Engine oil \(\left(c_{p}=2100 \mathrm{~J} / \mathrm{kg} \cdot \mathrm{K}\right)\) is to be heated from \(20^{\circ} \mathrm{C}\) to \(60^{\circ} \mathrm{C}\) at a rate of \(0.3 \mathrm{~kg} / \mathrm{s}\) in a \(2-\mathrm{cm}\)-diameter thinwalled copper tube by condensing steam outside at a temperature of \(130^{\circ} \mathrm{C}\left(h_{f g}=2174 \mathrm{~kJ} / \mathrm{kg}\right)\). For an overall heat transfer coefficient of \(650 \mathrm{~W} / \mathrm{m}^{2} \cdot \mathrm{K}\), determine the rate of heat transfer and the length of the tube required to achieve it.

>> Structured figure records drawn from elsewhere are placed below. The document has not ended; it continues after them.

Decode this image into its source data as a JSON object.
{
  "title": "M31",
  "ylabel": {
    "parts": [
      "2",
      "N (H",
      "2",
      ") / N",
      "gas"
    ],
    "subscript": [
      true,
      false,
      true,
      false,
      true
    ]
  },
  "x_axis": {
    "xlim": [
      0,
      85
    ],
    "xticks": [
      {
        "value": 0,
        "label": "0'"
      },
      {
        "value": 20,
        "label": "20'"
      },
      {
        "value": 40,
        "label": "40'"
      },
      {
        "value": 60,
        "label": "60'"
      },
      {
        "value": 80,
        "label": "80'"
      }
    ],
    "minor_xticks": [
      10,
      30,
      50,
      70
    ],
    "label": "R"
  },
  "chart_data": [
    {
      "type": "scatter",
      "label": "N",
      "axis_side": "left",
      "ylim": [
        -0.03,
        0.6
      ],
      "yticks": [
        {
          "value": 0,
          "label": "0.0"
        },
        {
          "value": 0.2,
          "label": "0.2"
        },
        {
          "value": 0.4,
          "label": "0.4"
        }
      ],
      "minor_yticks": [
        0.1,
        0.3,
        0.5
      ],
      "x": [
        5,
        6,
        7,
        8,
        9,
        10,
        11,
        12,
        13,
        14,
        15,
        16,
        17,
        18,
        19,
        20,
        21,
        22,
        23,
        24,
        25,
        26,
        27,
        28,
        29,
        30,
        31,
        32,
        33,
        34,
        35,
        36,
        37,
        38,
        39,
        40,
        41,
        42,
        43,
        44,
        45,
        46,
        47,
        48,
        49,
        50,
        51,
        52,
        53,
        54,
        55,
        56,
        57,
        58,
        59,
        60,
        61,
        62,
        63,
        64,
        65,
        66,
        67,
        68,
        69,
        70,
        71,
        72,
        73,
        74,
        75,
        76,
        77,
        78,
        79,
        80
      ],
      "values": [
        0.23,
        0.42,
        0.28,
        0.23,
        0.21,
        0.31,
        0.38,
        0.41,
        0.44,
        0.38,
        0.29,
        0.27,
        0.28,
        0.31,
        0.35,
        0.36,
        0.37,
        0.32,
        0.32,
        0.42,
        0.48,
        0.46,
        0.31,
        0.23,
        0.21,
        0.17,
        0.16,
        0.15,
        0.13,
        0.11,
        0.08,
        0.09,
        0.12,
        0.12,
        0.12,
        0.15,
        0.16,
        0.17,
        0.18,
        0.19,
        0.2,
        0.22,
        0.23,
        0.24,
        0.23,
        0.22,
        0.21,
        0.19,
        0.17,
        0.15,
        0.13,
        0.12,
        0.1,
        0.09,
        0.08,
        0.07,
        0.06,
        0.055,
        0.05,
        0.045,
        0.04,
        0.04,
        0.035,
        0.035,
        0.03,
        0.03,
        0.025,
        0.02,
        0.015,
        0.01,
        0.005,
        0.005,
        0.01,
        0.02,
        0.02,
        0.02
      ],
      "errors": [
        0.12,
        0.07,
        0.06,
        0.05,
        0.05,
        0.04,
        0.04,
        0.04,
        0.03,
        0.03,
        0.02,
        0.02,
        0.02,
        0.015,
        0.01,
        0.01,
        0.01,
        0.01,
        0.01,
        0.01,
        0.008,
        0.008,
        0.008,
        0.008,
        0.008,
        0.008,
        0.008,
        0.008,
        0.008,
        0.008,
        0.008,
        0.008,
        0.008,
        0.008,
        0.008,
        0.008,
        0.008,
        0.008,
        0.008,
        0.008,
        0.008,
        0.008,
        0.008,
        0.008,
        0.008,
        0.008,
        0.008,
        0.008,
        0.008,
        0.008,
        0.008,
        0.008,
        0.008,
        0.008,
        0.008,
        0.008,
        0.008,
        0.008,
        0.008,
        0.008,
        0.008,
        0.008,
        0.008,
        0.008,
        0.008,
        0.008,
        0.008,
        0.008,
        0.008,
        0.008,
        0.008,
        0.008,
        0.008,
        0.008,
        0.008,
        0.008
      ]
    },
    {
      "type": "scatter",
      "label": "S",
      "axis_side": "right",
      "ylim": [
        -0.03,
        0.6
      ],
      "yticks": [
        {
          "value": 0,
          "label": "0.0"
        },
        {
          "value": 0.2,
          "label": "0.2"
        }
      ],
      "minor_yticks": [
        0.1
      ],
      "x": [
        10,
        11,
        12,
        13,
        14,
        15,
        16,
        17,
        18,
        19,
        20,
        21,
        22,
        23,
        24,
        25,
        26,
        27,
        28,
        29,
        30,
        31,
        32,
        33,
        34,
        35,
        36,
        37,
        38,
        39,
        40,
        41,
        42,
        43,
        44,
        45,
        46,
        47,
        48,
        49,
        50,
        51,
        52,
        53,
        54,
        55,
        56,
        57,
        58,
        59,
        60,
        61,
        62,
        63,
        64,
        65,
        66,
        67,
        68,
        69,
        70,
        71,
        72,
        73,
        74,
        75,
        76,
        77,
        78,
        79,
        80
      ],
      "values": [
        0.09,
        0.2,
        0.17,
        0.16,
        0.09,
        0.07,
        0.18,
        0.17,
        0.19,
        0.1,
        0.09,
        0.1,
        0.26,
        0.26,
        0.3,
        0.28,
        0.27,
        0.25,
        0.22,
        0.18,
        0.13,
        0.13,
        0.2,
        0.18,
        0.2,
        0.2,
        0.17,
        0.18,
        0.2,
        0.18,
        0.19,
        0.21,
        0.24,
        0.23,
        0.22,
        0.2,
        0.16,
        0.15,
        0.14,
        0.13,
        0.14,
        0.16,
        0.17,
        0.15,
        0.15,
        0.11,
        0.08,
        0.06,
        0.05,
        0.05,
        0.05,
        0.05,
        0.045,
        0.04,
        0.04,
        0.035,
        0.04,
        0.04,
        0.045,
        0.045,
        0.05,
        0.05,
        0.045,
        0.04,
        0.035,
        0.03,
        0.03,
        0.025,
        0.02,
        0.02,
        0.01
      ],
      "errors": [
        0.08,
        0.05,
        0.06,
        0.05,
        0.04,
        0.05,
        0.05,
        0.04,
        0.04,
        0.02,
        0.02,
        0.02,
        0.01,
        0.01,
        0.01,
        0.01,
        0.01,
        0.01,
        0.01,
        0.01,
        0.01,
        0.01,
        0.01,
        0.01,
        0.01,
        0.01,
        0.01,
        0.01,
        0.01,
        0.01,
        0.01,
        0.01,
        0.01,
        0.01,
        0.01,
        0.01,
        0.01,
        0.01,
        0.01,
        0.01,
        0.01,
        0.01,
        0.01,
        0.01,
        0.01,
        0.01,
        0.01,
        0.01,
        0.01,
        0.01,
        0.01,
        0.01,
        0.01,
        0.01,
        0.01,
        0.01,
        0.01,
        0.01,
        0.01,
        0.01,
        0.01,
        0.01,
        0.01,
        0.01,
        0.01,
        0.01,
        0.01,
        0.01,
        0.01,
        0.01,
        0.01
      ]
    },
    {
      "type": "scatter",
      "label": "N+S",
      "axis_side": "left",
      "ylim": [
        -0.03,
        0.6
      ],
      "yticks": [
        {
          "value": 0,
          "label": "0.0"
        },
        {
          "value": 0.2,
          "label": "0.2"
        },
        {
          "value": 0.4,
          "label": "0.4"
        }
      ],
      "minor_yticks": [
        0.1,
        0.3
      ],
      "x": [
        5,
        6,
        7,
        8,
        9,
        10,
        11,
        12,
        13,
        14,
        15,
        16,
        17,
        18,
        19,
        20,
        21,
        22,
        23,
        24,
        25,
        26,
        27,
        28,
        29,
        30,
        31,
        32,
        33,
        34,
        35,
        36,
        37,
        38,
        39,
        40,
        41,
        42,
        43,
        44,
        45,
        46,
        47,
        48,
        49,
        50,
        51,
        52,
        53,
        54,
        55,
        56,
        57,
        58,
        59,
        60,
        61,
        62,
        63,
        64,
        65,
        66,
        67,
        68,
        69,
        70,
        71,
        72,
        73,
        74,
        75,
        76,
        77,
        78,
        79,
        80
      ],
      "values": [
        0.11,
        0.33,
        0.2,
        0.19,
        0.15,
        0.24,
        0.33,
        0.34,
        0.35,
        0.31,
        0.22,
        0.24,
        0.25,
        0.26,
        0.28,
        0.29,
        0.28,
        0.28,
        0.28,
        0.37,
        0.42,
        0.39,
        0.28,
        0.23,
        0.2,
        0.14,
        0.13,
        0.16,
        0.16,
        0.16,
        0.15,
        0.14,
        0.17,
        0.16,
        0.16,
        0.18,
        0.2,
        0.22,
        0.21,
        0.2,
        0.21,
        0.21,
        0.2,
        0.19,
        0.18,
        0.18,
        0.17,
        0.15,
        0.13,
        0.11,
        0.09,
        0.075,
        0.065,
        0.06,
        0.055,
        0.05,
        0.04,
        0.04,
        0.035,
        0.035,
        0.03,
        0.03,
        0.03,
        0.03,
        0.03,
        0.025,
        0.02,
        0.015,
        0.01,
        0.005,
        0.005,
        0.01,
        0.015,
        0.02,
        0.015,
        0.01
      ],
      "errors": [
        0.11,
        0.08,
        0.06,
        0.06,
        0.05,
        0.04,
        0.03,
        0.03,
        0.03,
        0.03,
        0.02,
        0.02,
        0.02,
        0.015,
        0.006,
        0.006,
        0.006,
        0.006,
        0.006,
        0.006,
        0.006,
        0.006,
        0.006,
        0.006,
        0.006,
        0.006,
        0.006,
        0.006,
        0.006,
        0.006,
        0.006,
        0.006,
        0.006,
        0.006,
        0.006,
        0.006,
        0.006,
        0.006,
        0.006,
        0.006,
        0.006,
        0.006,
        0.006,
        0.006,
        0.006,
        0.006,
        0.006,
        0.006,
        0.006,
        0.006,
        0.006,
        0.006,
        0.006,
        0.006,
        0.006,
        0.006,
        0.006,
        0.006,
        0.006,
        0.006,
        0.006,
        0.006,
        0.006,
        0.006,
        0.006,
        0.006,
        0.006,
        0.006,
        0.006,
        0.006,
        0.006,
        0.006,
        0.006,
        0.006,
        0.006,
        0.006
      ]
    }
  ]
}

Given, the flow rate of engine oil is \(0.3\ kg/s\).

To find the heat transfer required to raise the temperature of engine oil from \(20^\circ C\) to \(60^\circ C\), we can use the formula: \(Q=mc_p\Delta T\) Where \(Q\) is the heat transfer, \(m\) is the mass flow rate of engine oil, \(c_p\) is the specific heat capacity and \(\Delta T\) is the change in temperature. Given \(m=0.3\ kg/s\), \(c_p=2100\ J/kg\cdot K\), and \(\Delta T = 60-20 = 40^\circ C\). Therefore, \(Q = (0.3)(2100)(40)= 25200\ W\).

We are given the overall heat transfer coefficient U as \(650\ W/m^2\cdot K\). Also, we know \(Q=U\cdot A\cdot\Delta T_{lm}\) where the area A is given by \(A = \pi d L\) and \(\Delta T_{lm}\) is the log mean temperature difference. First, we need to calculate the log mean temperature difference. The outlet temperature of the engine oil is given as \(60^\circ C\). Since the steam is at a constant temperature, the inlet temperature difference can be calculated as \(\Delta T_1 = 130 - 60 = 70^\circ C\). Similarly, the outlet temperature difference is \(\Delta T_2 = 130 - 20 = 110^\circ C\). Now, we can find the log mean temperature difference: \(\Delta T_{lm} = \frac{\Delta T_2 - \Delta T_1}{\ln(\Delta T_2/\Delta T_1)}=\frac{110-70}{\ln(110/70)} = 87.25^\circ C\)

We have the rate of heat transfer \(Q=25200\ W\) and \(\Delta T_{lm}=87.25^\circ C\). We can now solve for the area, \(A\) \(A = \frac{Q}{U\cdot \Delta T_{lm}}=\frac{25200}{650\cdot 87.25}=0.443\ m^2\) Now, we can find the length of the copper tube. We know the diameter of the tube is \(2\ \mathrm{cm} = 0.02\ \mathrm{m}\) and the area \(A=0.443\ \mathrm{m}^2\). \(L = \frac{A}{\pi d}=\frac{0.443}{\pi\cdot 0.02}=7.045\ m\) So, the length of the copper tube required to achieve the desired rate of heat transfer is approximately \(7.045\ \mathrm{m}\).